Soñé —o creí soñar— que
era el año 2022. No sabría decir si era marzo o abril, pero lo cierto es que el
mundo ya no era el mismo. Las restricciones se volvieron implacables para personas
como yo: los no vacunados. El Gobierno, en un último decreto, prohibió
tajantemente que saliéramos siquiera al umbral de nuestras casas. Las compras
debían hacerse únicamente por delivery. La calle, para nosotros, era territorio
prohibido. Así, mi encierro se tornó definitivo.
Y, sin embargo, no
sufrí. Lo digo con serenidad: no me afectó. Con tantos libros que dormían en mi
biblioteca, decidí dedicarme a leerlos todos. Tenía, por fin, lo que el mundo
moderno nunca nos da: tiempo. Me impuse la tarea de escribir análisis y
sinopsis de cada lectura, y publicarlas en mi página web y en las redes que
administro, como una forma de seguir compartiendo cultura —o al menos,
literatura.
Por las noches, cuando
el silencio hacía crujir las paredes, escribía mis propios libros. No estaba
solo. En el sueño, tenía un asistente, casi invisible, que me traía los
alimentos y los libros que encargaba por internet. Lo sentía como una especie
de Lampe, el criado de Kant, quien asistía al filósofo sin interrumpir jamás
sus rituales de pensamiento.
Algunas amistades,
ignorando los decretos, insistían en invitarme a salir. Yo, con voz tranquila,
les recordaba que me estaba vedado cruzar la puerta.

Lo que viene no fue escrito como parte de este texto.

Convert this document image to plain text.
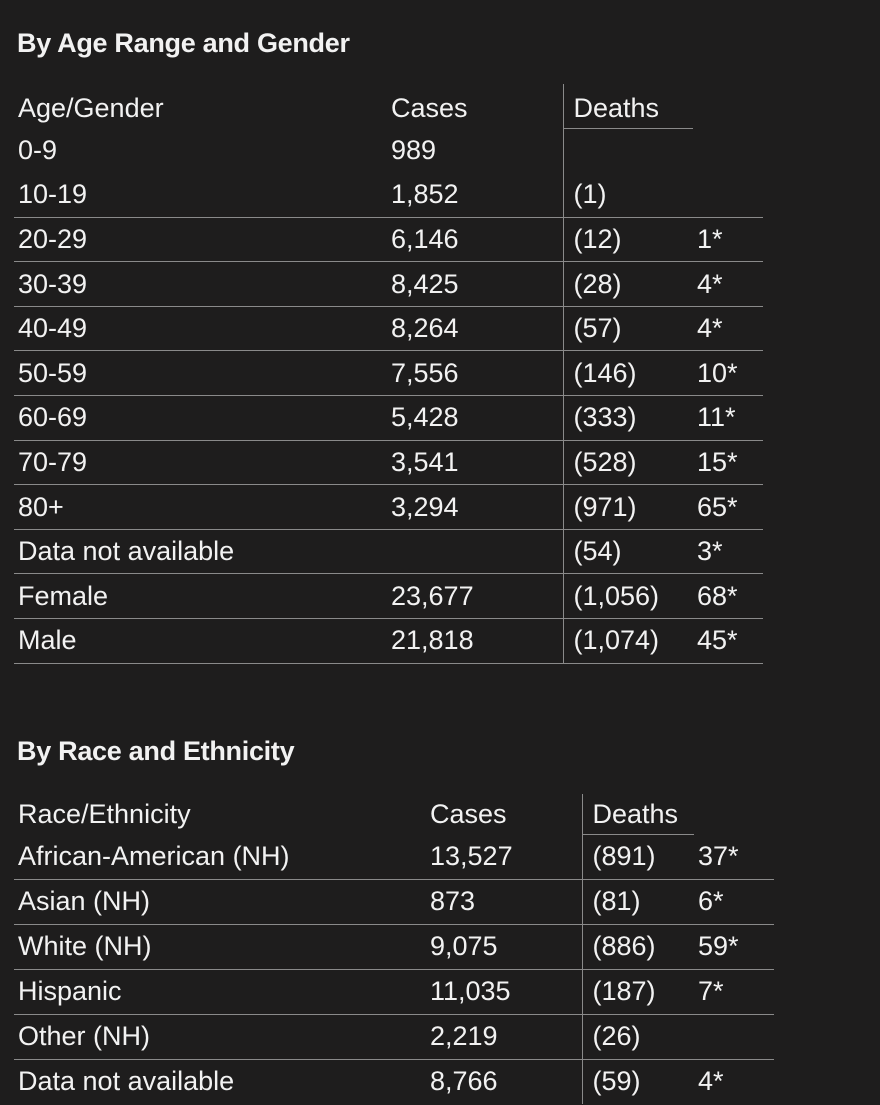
By Age Range and Gender
Age/Gender	Cases	Deaths	
0-9	989		
10-19	1,852	(1)	
20-29	6,146	(12)	1*
30-39	8,425	(28)	4*
40-49	8,264	(57)	4*
50-59	7,556	(146)	10*
60-69	5,428	(333)	11*
70-79	3,541	(528)	15*
80+	3,294	(971)	65*
Data not available		(54)	3*
Female	23,677	(1,056)	68*
Male	21,818	(1,074)	45*
By Race and Ethnicity
Race/Ethnicity	Cases	Deaths	
African-American (NH)	13,527	(891)	37*
Asian (NH)	873	(81)	6*
White (NH)	9,075	(886)	59*
Hispanic	11,035	(187)	7*
Other (NH)	2,219	(26)	
Data not available	8,766	(59)	4*
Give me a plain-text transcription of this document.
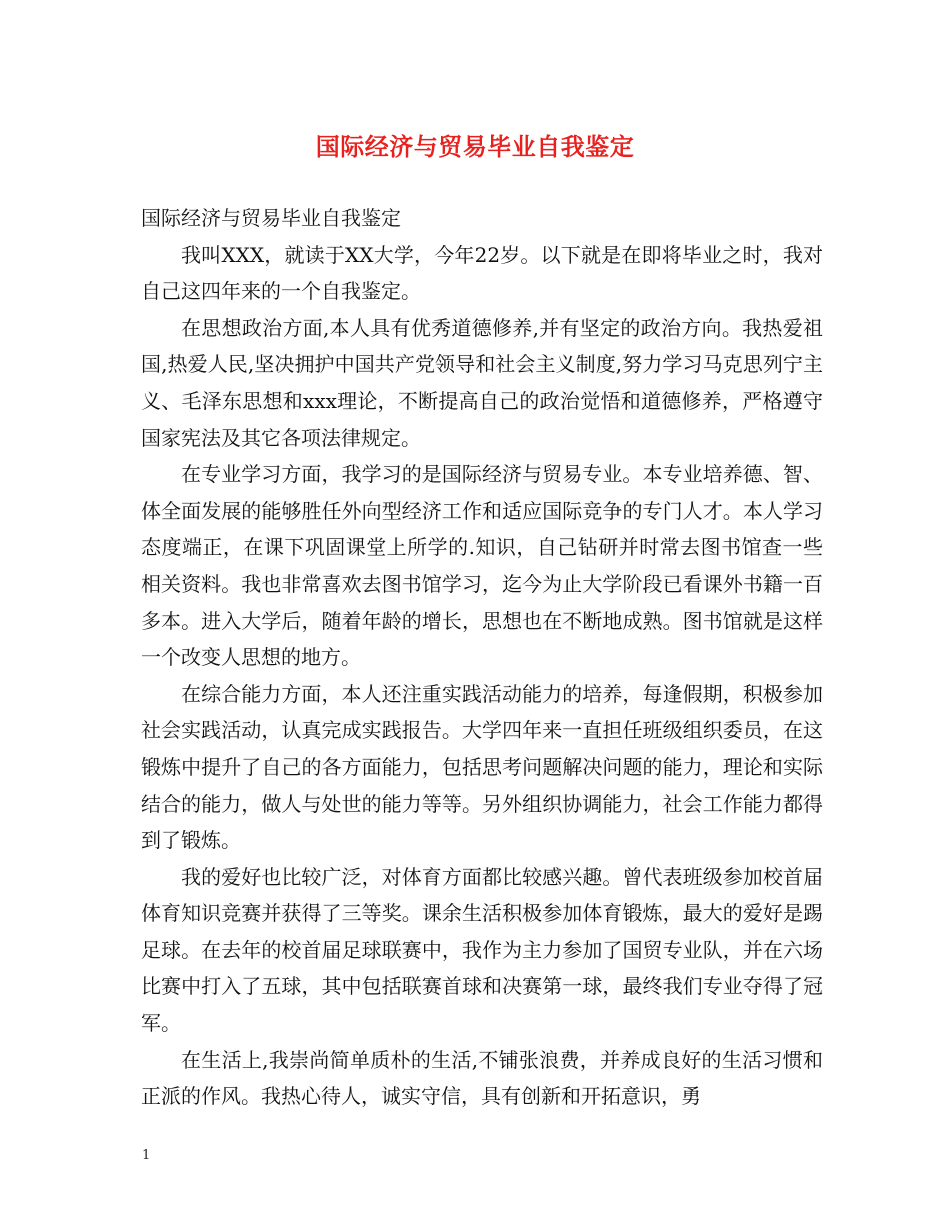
国际经济与贸易毕业自我鉴定

国际经济与贸易毕业自我鉴定

我叫XXX，就读于XX大学，今年22岁。以下就是在即将毕业之时，我对自己这四年来的一个自我鉴定。

在思想政治方面,本人具有优秀道德修养,并有坚定的政治方向。我热爱祖国,热爱人民,坚决拥护中国共产党领导和社会主义制度,努力学习马克思列宁主义、毛泽东思想和xxx理论，不断提高自己的政治觉悟和道德修养，严格遵守国家宪法及其它各项法律规定。

在专业学习方面，我学习的是国际经济与贸易专业。本专业培养德、智、体全面发展的能够胜任外向型经济工作和适应国际竞争的专门人才。本人学习态度端正，在课下巩固课堂上所学的.知识，自己钻研并时常去图书馆查一些相关资料。我也非常喜欢去图书馆学习，迄今为止大学阶段已看课外书籍一百多本。进入大学后，随着年龄的增长，思想也在不断地成熟。图书馆就是这样一个改变人思想的地方。

在综合能力方面，本人还注重实践活动能力的培养，每逢假期，积极参加社会实践活动，认真完成实践报告。大学四年来一直担任班级组织委员，在这锻炼中提升了自己的各方面能力，包括思考问题解决问题的能力，理论和实际结合的能力，做人与处世的能力等等。另外组织协调能力，社会工作能力都得到了锻炼。

我的爱好也比较广泛，对体育方面都比较感兴趣。曾代表班级参加校首届体育知识竞赛并获得了三等奖。课余生活积极参加体育锻炼，最大的爱好是踢足球。在去年的校首届足球联赛中，我作为主力参加了国贸专业队，并在六场比赛中打入了五球，其中包括联赛首球和决赛第一球，最终我们专业夺得了冠军。

在生活上,我崇尚简单质朴的生活,不铺张浪费，并养成良好的生活习惯和正派的作风。我热心待人，诚实守信，具有创新和开拓意识，勇

1
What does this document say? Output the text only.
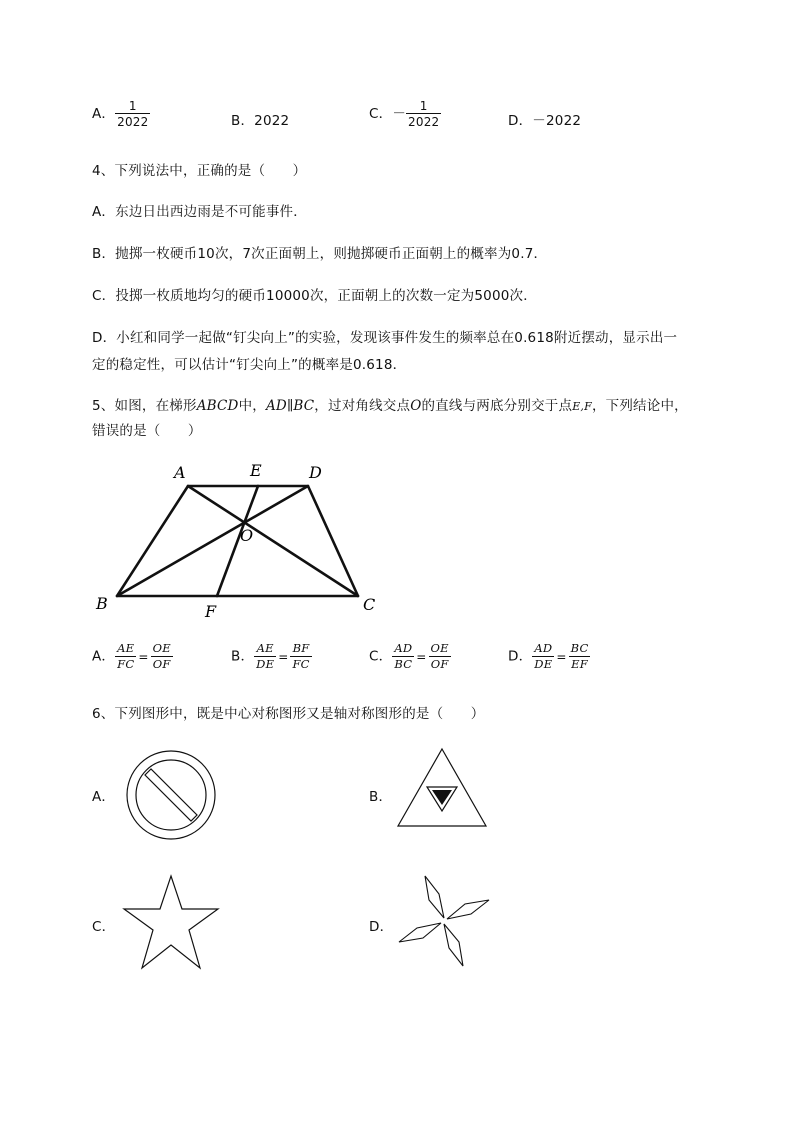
A． $\frac{1}{2022}$	B．2022	C．－ $\frac{1}{2022}$	D．－2022
4、下列说法中，正确的是（　　）
A．东边日出西边雨是不可能事件．
B．抛掷一枚硬币10次，7次正面朝上，则抛掷硬币正面朝上的概率为0.7．
C．投掷一枚质地均匀的硬币10000次，正面朝上的次数一定为5000次．
D．小红和同学一起做“钉尖向上”的实验，发现该事件发生的频率总在0.618附近摆动，显示出一
定的稳定性，可以估计“钉尖向上”的概率是0.618．
5、如图，在梯形ABCD中，AD∥BC，过对角线交点O的直线与两底分别交于点E,F，下列结论中，
错误的是（　　）
A	E	D
O
B	F	C
A． $\frac{AE}{FC} = \frac{OE}{OF}$	B． $\frac{AE}{DE} = \frac{BF}{FC}$	C． $\frac{AD}{BC} = \frac{OE}{OF}$	D． $\frac{AD}{DE} = \frac{BC}{EF}$
6、下列图形中，既是中心对称图形又是轴对称图形的是（　　）
A．	B．
C．	D．
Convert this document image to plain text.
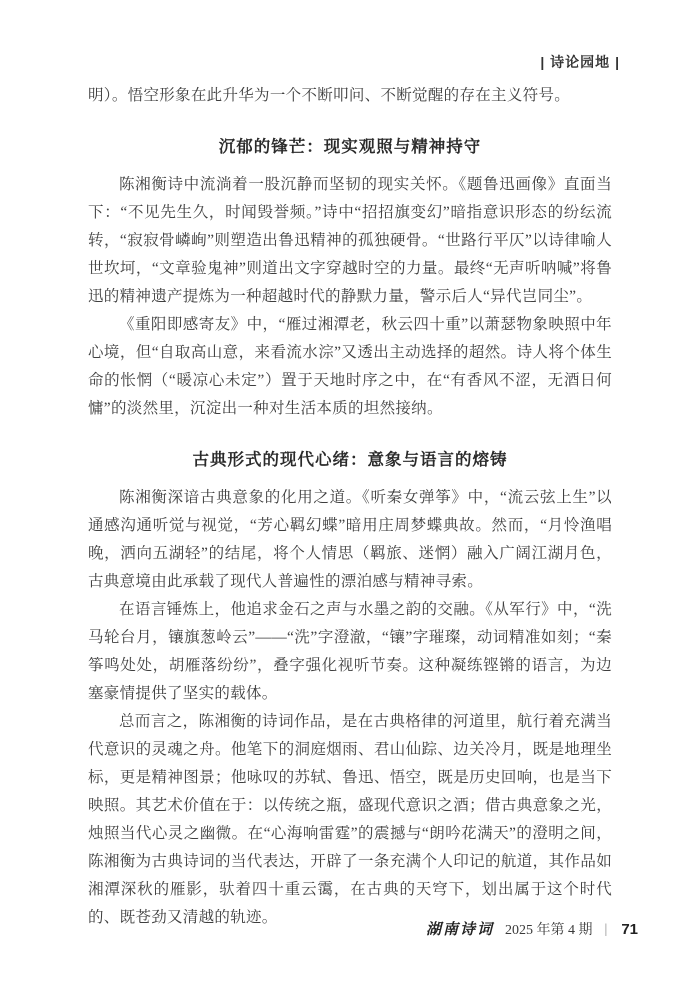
| 诗论园地 |

明）。悟空形象在此升华为一个不断叩问、不断觉醒的存在主义符号。

沉郁的锋芒：现实观照与精神持守

陈湘衡诗中流淌着一股沉静而坚韧的现实关怀。《题鲁迅画像》直面当下：“不见先生久，时闻毁誉频。”诗中“招招旗变幻”暗指意识形态的纷纭流转，“寂寂骨嶙峋”则塑造出鲁迅精神的孤独硬骨。“世路行平仄”以诗律喻人世坎坷，“文章验鬼神”则道出文字穿越时空的力量。最终“无声听呐喊”将鲁迅的精神遗产提炼为一种超越时代的静默力量，警示后人“异代岂同尘”。

《重阳即感寄友》中，“雁过湘潭老，秋云四十重”以萧瑟物象映照中年心境，但“自取高山意，来看流水淙”又透出主动选择的超然。诗人将个体生命的怅惘（“暖凉心未定”）置于天地时序之中，在“有香风不涩，无酒日何慵”的淡然里，沉淀出一种对生活本质的坦然接纳。

古典形式的现代心绪：意象与语言的熔铸

陈湘衡深谙古典意象的化用之道。《听秦女弹筝》中，“流云弦上生”以通感沟通听觉与视觉，“芳心羁幻蝶”暗用庄周梦蝶典故。然而，“月怜渔唱晚，洒向五湖轻”的结尾，将个人情思（羁旅、迷惘）融入广阔江湖月色，古典意境由此承载了现代人普遍性的漂泊感与精神寻索。

在语言锤炼上，他追求金石之声与水墨之韵的交融。《从军行》中，“洗马轮台月，镶旗葱岭云”——“洗”字澄澈，“镶”字璀璨，动词精准如刻；“秦筝鸣处处，胡雁落纷纷”，叠字强化视听节奏。这种凝练铿锵的语言，为边塞豪情提供了坚实的载体。

总而言之，陈湘衡的诗词作品，是在古典格律的河道里，航行着充满当代意识的灵魂之舟。他笔下的洞庭烟雨、君山仙踪、边关冷月，既是地理坐标，更是精神图景；他咏叹的苏轼、鲁迅、悟空，既是历史回响，也是当下映照。其艺术价值在于：以传统之瓶，盛现代意识之酒；借古典意象之光，烛照当代心灵之幽微。在“心海响雷霆”的震撼与“朗吟花满天”的澄明之间，陈湘衡为古典诗词的当代表达，开辟了一条充满个人印记的航道，其作品如湘潭深秋的雁影，驮着四十重云霭，在古典的天穹下，划出属于这个时代的、既苍劲又清越的轨迹。

湖南诗词 2025 年第 4 期 | 71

Solo unos pocos —los
verdaderos— venían a visitarme, a escondidas, para compartir tertulias
literarias y filosóficas. Aquello se sentía como un eco lejano de Spinoza,
recibiendo a sus amigos en casa mientras pulía sus lentes y sus ideas.
Con la vuelta a las
clases presenciales, me vi obligado a abandonar la docencia. Sin carné de vacunación,
no podía enseñar. Cerré la puerta al aula, como Nietzsche lo hizo alguna vez, y
abrí de par en par la de la escritura. Por las mañanas corregía y editaba
textos de otros, ayudando a varios doctores a publicar sus libros y artículos.
Por las tardes leía sin pausa, y por las noches... escribía. Siempre escribía.
Incluso hubo una vecina
que quiso casarse conmigo. Pero, como en la municipalidad pedían el carné de
vacunación, no pudimos formalizar nada. Lo tomé como una ventaja. Nada debía
interrumpir mi retiro literario.
Y así pasaron los años.
Mi encierro se volvió leyenda. Nadie me vio salir jamás y antes de que llegara
el año 2030, simplemente desaparecí. Nadie supo con certeza qué ocurrió. No
encontraron mi cuerpo. No hubo pistas. Solo el silencio. Me declararon muerto,
y mi legado fue breve y contundente: cincuenta libros publicados.
Lo verdaderamente
extraño —aterrador, incluso— ocurrió después. En ese mismo sueño, escuché voces
de vecinos que contaban que vieron a dos policías que, al día siguiente de mi
desaparición, entraron a mi casa para investigar. Dijeron que apenas cruzaron
la puerta de la biblioteca, un olor denso a azufre les cortó la respiración. El
ambiente era espeso, como si el aire mismo pesara toneladas.
En la pared del fondo
encontraron un cuadro. Un retrato mío, de pie y con las manos en los bolsillos,
mirando al frente con una densa mirada que nadie recordaba haber visto en mí.
Pero no era eso lo inquietante.
Detrás de mi figura,
proyectada con una nitidez imposible, se alzaba la sombra de una criatura
deforme, oscura y demoníaca. A sus pies, en la pared, escrito con lo que
parecía sangre seca, podía leerse un mensaje:
«Doctor Morker, el
sexto hombre sobre la Tierra, después de Friedrich Hoffmann, que no conoció la
muerte, pues también el diablo se lo llevó caminando».